On 4/11/23 00:05, Eric Biggers wrote:
On Mon, Apr 10, 2023 at 03:40:03PM -0400, Sweet Tea Dorminy wrote:So far, it has sufficed to allocate and prepare the block key or the TFM completely before ever setting the relevant field in the prepared key. This is necessary for mode keys -- because multiple inodes could be trying to set up the same per-mode prepared key at the same time on different threads, we currently must not set the prepared key's tfm or block key pointer until that key is completely set up. Otherwise, another inode could see the key to be present and attempt to use it before it is fully set up. But when using pooled prepared keys, we'll have pre-allocated fields, and if we separate allocating the fields of a prepared key from preparing the fields, that inherently sets the fields before they're ready to use. So, either pooled prepared keys must use different allocation and setup functions, or we can split allocation and preparation for all prepared keys and use some other mechanism to signal that the key is fully prepared. In order to avoid having similar yet different functions, this function adds a new field to the prepared key to explicitly track which parts of it are prepared, setting it explicitly. The same acquire/release semantics are used to check it in the case of shared mode keys; the cost lies in the extra byte per prepared key recording which members are fully prepared. Signed-off-by: Sweet Tea Dorminy <sweettea-kernel@xxxxxxxxxx> --- fs/crypto/fscrypt_private.h | 26 +++++++++++++++----------- fs/crypto/inline_crypt.c | 8 +------- fs/crypto/keysetup.c | 36 ++++++++++++++++++++++++++---------- 3 files changed, 42 insertions(+), 28 deletions(-)I wonder if this is overcomplicating things and we should simply add a new rw_semaphore to struct fscrypt_master_key and use it to protect the per-mode key preparation, instead of trying to keep the fast path lockless? So the flow (for setting up a file that uses a per-mode key) would look like: down_read(&mk->mk_mode_key_prep_sem); if key already prepared, unlock and return up_read(&mk->mk_mode_key_prep_sem); down_write(&mk->mk_mode_key_prep_sem); if key already prepared, unlock and return prepare the key up_write(&mk->mk_mode_key_prep_sem); Lockless algorithms are nice, but we shouldn't take them too far if they cause too much trouble...

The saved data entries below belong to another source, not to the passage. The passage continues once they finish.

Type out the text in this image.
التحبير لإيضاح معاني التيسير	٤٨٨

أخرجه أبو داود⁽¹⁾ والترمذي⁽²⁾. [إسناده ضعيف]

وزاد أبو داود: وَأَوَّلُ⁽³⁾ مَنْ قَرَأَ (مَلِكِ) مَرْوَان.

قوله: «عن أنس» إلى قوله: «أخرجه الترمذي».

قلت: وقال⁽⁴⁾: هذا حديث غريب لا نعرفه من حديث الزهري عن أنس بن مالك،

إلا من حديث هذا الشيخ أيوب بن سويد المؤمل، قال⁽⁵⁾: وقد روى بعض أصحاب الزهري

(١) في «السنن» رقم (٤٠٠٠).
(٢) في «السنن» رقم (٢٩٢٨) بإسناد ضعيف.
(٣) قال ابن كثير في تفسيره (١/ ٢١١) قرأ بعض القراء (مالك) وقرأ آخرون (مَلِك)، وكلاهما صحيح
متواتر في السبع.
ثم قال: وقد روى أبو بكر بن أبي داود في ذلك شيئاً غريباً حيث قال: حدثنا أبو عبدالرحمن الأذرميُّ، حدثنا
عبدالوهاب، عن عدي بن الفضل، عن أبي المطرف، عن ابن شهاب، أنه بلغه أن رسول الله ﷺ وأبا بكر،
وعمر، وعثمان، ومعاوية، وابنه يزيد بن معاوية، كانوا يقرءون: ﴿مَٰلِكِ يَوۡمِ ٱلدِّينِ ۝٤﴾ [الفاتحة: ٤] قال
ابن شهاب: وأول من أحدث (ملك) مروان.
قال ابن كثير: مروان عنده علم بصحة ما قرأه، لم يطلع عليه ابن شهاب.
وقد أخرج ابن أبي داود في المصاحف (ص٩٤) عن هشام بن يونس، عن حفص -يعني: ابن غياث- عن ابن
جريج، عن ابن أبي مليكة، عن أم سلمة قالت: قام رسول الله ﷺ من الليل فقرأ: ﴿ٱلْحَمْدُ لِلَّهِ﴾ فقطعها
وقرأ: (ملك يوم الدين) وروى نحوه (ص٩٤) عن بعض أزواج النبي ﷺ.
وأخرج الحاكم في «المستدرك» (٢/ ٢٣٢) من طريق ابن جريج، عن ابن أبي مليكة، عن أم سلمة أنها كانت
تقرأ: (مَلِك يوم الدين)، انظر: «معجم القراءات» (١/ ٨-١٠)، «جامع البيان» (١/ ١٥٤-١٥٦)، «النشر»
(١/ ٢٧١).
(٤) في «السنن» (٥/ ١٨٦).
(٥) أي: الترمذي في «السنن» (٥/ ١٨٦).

You're noting that we only really need preparedness for per-mode keys, and that's a point I didn't explicitly grasp before; everywhere else we know whether it's merely allocated or fully prepared. Two other thoughts on ways we could pull the preparedness out of fscrypt_prepared_key and still keep locklessness:
fscrypt_master_key could setup both block key and tfm (if block key is applicable) when it sets up a prepared key, so we can use just one bit of preparedness information, and keep a bitmap recording which prepared keys are ready in fscrypt_master_key.
Or we could have struct fscrypt_master_key_prepared_key { u8 preparedness; struct fscrypt_prepared_key prep_key; } and similarly isolate the preparedness tracking from per-file keys. Do either of those sound appealing as alternatives to the semaphore?